The county's easement review policy, created in 2007, considers the applicant's effects on preservation, growth management and agricultural economic development. The policy also considers the impact on protected lands in the vicinity and asks for an evaluation on the property's value.
Not only will the Mullinixes have to prove farming is not profitable on their land, they will also have to pay the state the calculated easement value of the property. Easement value is calculated by subtracting the agricultural value of a property from its fair market value.
Howard County has the highest per acre easement value in the state, according to West.
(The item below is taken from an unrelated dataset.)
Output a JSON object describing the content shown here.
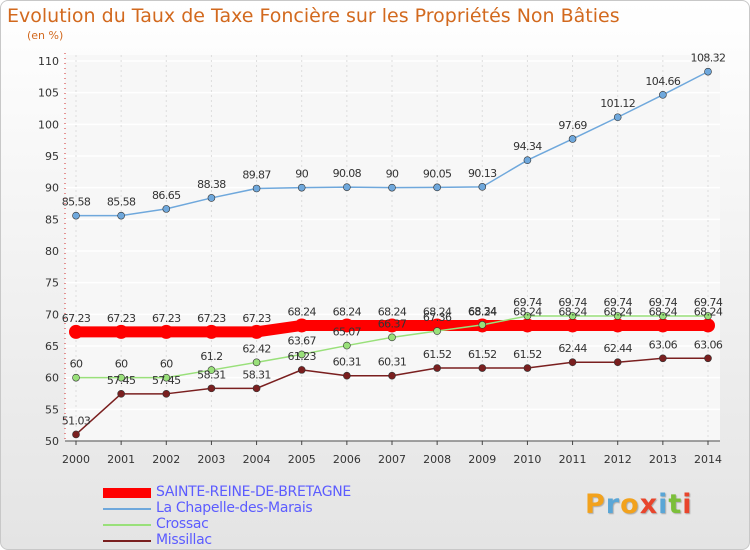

The Mullinixes will have to pay the easement value of today, not what the value was when they agreed to easements more than 25 years ago, she said.
By being granted a termination from the easement, the family could sell some of the land to a developer. But Mullinix said that isn't why the family is seeking a termination.
"You always say 'No' until somebody starts waving a lot of money," he said regarding the possibility. "Right now, we have no plans to go anywhere."
Mullinix said he would like to see the property stay in the family and to continue farming, but that may not be possible.
"They (family) see how hard we work and the little returns we get back," he said.
The state preservation foundation has until April 1 to make a decision on the Mullinix application, which was accepted Oct. 1, West said.
Despite the challenges they face, Mullinix said he is hopeful the family will prevail.
"We'll let it all ride and let the courts decide," he said.
The Nov. 15 hearing will be held in the dining hall at the Howard County Fairgrounds, beginning at 6 p.m.